Your next councillor will have £500k to spend on your ward…or not!

Letter published in the Bath Chronicle and the Somerset Guardian today:

Through the 10 year ~£15 million West of England CA (WECA) Liveable Neighbourhoods program each BaNES ward has potential access to £500k to invest in their community, but it comes with strict rules. If you vote in a councillor opposed to Liveable Neighbourhoods, then that money could get re-allocated to other BaNES wards where councillors support the WECA Liveable Neighbourhood programme. If the next administration opposes Liveable Neighbourhoods then all that money gets redistributed to Bristol or South Gloucestershire councils. 

So you might not think who you vote for matters but this level of individual ward investment is very much dependent on who becomes your ward councillor. So study the manifestos in detail. Ask your ward candidates their position on Liveable (Low Traffic) Neighbourhoods because an unprecedented amount of public realm investment in your ward is on their shoulders to deliver. BaNES and WECA will happily not give a ward money if the ward councillor is opposed to Liveable Neighbourhoods and will give pro Liveable Neighbourhood ward councillors even bigger pots of money to play with.

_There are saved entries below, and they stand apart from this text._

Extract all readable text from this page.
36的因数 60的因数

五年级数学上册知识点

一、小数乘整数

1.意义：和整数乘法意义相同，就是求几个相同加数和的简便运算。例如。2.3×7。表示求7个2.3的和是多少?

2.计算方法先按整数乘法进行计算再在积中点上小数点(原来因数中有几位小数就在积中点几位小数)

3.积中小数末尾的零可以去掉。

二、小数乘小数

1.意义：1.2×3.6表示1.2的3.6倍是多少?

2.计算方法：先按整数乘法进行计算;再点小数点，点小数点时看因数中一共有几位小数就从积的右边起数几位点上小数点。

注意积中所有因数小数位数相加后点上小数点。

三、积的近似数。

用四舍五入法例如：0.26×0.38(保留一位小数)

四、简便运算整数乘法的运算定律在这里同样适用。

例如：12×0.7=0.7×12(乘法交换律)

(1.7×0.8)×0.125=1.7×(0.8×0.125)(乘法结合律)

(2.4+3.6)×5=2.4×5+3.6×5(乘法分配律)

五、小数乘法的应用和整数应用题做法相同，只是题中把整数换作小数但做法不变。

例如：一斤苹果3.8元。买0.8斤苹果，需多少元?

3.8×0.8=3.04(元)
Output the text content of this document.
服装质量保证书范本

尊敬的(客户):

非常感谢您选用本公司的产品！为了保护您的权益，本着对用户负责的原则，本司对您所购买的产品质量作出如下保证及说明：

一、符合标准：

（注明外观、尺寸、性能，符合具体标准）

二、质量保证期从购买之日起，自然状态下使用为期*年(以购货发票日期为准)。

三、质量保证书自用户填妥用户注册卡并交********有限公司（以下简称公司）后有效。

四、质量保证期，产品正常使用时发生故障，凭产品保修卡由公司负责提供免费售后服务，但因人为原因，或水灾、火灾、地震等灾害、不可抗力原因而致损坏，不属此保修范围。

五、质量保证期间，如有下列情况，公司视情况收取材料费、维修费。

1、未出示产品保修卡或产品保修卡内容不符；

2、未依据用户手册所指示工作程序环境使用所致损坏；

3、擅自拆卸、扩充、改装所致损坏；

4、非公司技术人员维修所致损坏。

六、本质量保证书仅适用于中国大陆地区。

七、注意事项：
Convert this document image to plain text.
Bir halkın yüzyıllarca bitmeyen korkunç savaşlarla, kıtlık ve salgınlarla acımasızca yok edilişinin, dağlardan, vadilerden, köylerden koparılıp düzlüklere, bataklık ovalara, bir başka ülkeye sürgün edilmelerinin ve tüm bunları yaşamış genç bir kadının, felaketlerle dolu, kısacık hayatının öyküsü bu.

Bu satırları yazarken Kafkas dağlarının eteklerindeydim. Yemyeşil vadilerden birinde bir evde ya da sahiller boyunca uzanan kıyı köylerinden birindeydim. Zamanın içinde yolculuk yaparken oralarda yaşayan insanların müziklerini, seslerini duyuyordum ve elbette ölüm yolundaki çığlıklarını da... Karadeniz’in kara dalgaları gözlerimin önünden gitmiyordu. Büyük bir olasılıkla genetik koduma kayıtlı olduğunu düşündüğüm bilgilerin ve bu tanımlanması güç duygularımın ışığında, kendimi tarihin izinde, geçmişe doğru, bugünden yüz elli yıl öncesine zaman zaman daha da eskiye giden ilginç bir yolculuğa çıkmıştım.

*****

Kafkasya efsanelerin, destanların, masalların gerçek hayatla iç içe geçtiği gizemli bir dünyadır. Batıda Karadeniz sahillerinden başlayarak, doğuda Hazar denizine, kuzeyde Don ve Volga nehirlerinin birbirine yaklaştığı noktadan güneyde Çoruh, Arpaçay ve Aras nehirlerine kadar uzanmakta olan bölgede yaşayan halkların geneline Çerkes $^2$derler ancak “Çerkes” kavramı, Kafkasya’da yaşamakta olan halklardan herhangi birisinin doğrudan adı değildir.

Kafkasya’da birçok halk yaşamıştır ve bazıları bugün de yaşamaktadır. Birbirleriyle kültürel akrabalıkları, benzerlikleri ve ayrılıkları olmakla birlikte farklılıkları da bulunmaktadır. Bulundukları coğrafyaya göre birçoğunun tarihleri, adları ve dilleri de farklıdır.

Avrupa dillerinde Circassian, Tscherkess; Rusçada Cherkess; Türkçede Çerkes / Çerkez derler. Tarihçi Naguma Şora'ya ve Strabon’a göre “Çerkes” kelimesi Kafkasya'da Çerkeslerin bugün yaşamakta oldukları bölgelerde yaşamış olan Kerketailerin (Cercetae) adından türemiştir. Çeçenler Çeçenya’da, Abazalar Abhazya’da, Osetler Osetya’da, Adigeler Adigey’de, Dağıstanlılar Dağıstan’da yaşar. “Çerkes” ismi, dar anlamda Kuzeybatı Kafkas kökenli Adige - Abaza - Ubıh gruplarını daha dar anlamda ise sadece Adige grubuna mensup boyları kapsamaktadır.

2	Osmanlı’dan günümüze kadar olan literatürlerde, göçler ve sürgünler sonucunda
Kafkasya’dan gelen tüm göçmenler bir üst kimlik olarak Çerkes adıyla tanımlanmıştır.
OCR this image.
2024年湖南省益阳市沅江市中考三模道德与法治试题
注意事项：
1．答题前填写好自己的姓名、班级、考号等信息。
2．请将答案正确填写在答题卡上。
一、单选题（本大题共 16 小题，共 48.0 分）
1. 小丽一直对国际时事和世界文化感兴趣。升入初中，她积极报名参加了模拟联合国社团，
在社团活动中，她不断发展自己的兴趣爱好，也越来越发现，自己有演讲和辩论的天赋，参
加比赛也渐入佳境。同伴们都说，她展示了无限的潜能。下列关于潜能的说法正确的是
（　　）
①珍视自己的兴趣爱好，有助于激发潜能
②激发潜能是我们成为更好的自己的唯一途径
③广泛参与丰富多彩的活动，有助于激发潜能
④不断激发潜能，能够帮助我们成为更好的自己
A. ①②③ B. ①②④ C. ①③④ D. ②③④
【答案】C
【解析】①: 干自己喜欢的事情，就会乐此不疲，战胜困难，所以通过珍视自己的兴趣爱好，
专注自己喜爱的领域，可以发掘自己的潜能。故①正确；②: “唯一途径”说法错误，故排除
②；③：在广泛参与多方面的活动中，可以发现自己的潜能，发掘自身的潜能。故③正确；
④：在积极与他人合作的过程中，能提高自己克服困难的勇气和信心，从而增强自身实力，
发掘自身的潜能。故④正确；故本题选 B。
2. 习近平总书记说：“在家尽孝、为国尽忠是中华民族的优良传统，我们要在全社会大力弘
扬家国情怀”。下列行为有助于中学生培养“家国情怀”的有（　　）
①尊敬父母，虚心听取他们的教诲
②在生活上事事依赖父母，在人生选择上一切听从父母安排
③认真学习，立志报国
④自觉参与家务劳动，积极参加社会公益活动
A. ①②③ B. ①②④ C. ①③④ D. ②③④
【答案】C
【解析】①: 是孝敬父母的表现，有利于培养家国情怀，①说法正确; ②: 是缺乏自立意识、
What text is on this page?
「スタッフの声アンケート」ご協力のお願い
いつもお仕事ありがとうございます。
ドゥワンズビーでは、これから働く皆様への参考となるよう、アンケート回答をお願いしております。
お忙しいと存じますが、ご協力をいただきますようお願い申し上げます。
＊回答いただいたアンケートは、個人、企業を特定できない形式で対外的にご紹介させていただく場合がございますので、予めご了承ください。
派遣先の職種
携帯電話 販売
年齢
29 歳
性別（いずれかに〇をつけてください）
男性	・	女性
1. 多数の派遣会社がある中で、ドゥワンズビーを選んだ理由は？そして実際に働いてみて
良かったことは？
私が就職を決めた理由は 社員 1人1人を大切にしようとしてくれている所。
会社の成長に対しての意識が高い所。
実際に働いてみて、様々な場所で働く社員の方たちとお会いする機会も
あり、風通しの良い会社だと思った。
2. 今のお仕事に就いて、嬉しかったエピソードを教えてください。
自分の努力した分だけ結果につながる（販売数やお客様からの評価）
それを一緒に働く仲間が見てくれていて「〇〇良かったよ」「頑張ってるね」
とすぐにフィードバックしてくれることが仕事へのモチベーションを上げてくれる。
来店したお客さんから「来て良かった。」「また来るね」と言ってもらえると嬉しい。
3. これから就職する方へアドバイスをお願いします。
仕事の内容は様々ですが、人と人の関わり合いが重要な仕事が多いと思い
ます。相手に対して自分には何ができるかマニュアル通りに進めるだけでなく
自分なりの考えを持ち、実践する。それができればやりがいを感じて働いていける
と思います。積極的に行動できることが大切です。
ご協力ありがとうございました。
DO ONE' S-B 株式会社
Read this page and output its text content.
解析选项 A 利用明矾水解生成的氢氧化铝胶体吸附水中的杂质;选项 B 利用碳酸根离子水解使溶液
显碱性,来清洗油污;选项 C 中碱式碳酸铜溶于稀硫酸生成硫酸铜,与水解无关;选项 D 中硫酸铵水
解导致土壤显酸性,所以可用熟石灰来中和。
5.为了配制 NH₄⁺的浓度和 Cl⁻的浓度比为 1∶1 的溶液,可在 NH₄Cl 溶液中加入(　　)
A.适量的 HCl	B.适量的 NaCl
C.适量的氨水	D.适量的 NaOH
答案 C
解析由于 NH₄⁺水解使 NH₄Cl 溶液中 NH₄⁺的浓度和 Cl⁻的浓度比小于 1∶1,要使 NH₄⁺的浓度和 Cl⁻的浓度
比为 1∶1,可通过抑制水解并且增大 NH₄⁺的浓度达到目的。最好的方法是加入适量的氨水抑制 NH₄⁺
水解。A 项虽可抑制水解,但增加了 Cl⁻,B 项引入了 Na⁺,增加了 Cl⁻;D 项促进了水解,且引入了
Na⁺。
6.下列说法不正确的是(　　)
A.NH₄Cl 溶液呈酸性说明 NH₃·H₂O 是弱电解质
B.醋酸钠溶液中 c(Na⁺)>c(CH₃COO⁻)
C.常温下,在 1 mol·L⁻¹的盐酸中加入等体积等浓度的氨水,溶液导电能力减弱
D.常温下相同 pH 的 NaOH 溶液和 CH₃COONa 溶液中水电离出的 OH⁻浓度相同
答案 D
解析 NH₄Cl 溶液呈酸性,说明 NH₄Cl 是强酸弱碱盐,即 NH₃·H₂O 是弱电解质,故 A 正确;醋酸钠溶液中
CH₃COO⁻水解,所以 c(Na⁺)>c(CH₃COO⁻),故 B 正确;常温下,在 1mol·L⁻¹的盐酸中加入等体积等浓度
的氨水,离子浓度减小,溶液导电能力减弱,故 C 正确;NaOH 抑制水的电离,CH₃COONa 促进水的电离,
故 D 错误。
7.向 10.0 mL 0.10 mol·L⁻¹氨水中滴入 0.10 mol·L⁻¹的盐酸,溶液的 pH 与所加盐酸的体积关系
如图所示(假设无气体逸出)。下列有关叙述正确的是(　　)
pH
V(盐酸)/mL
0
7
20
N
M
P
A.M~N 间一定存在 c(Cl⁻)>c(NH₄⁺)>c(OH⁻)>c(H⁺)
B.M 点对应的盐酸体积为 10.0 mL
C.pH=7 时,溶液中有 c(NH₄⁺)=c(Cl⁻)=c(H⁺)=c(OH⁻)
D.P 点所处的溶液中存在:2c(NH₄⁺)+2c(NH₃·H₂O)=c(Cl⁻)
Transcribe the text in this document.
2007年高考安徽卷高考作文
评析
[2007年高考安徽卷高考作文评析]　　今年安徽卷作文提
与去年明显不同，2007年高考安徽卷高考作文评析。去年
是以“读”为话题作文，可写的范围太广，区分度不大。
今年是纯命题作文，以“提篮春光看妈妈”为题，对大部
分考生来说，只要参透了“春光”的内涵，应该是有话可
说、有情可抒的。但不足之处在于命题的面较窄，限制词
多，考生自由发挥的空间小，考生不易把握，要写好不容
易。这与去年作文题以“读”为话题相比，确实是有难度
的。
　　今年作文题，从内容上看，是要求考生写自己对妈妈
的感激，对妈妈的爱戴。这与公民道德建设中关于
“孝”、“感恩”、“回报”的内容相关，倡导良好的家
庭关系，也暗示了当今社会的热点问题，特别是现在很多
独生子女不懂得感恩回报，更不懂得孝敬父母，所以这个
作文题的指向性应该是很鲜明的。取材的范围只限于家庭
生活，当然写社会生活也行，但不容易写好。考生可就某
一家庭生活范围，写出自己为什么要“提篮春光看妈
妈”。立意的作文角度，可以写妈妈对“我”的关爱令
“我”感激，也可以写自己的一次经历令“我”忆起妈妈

Imagine watching the ward next door invest millions in public realm improvements over the next 9 years while you miss out because your new ward councillor opposes Liveable Neighbourhoods.

WECA must demonstrate they can responsibly spend their share of the £5.7 Billion 2022-2027 City Region Sustainable Transport Settlement (CRSTS) given to it by the Department for Transport. This determines access to the 2027-2032 £8.8 billion CRSTS allocation. Your next ward councillor has a key role to play in achieving this. Any councillor or council administration opposed to Liveable Neighbourhoods (or disagrees with the funding rules) is likely to be seen as a risk by WECA and money will likely be diverted away. WECA has to spend this money within strict rules and will be audited by the Department for Transport and Active Travel England.

So please make sure you understand which of your ward candidates support Liveable Neighbourhoods and vote accordingly! Will your community get new pedestrian crossings, improved accessible pavements, better junctions, a school street, a rat run removed, chicanes added on a road with speeding issues, and even new tree planting or spend years watching Bristol spend your community’s money? That’s for you to decide on the 4th of May.

Adam Reynolds

Timsbury

The Metro Mayor Statement (Letter) on funding rules

Dear Mr Reynolds,

Thank you for your email.

As you describe the CRSTS funding is designed by government to be spent on projects that directly improve public transport and active travel. As a region, we have been clear that the focus is on the outcomes of quicker and more reliable bus journeys, improved access to railways stations, and cycling & walking that is safer, more convenient, and more enjoyable. This will ultimately drive the  shift away from private car journeys that is the main aim of the programme. In the context of the Liveable Neighbourhood programme, this means that projects must demonstrate that their principal objective is to encourage local walking and cycling journeys through the interventions they propose. Projects that only seek to provide softer and streetscape measures without reducing private car journeys would not be suitable for the funding.

However this does not mean that no wider measures are fundable within the context of a project if they are proportionate and the business case can demonstrate their necessity. For example, the importance of making streets attractive, providing opportunities for shade and rest, and increasing green provision play a key part in encouraging new walking and cycling journeys. Alternatively, where a Liveable Neighbourhood implements filters along routes within an area that reduce private car access to a limited remaining set of routes, it could be appropriate to provide traffic calming measures on these. We recognising that some softer measures may be key in context to making the project deliverable or driving key benefits and are thus fundable.

Due to the context above, we cannot provide a list of approved measures as this will depend upon each individual project. All projects are required to go through an assurance process at the Combined Authority that is led by our independent Grant Assurance Team as part of the business case process to ensure that spend and delivery plans are appropriate to the funding. However we do work as a programme team within the Unitary Authorities and Combined Authority to give general guidance to project teams on ensuring their measures are fundable. Officers are happy to discuss in more detail how we approach this.

Yours sincerely,

Dan
Dan Norris, Metro Mayor for the West of England

BaNES Liveable Neighbourhoods Program (Case Ref: WE1026) 22 Sept 2022

Who not to vote for

I’m going to be extremely blunt here. The Tory manifesto has stated they will stop this Liveable Neighbourhood program. If you want the ward you live in to be safer and nicer, where walking, wheeling, and cycling is enabled and not just “encouraged” through a massive £500k pot of money, you do not want a Conservative Councillor. Vote. Vote tactically. Vote with your heart. Just don’t vote Tory and see all that money get re-allocated to other non-Tory wards. A Tory administration could see WECA pull all funding for this program from Bath and North East Somerset.

Your local elections really do matter (sometimes!).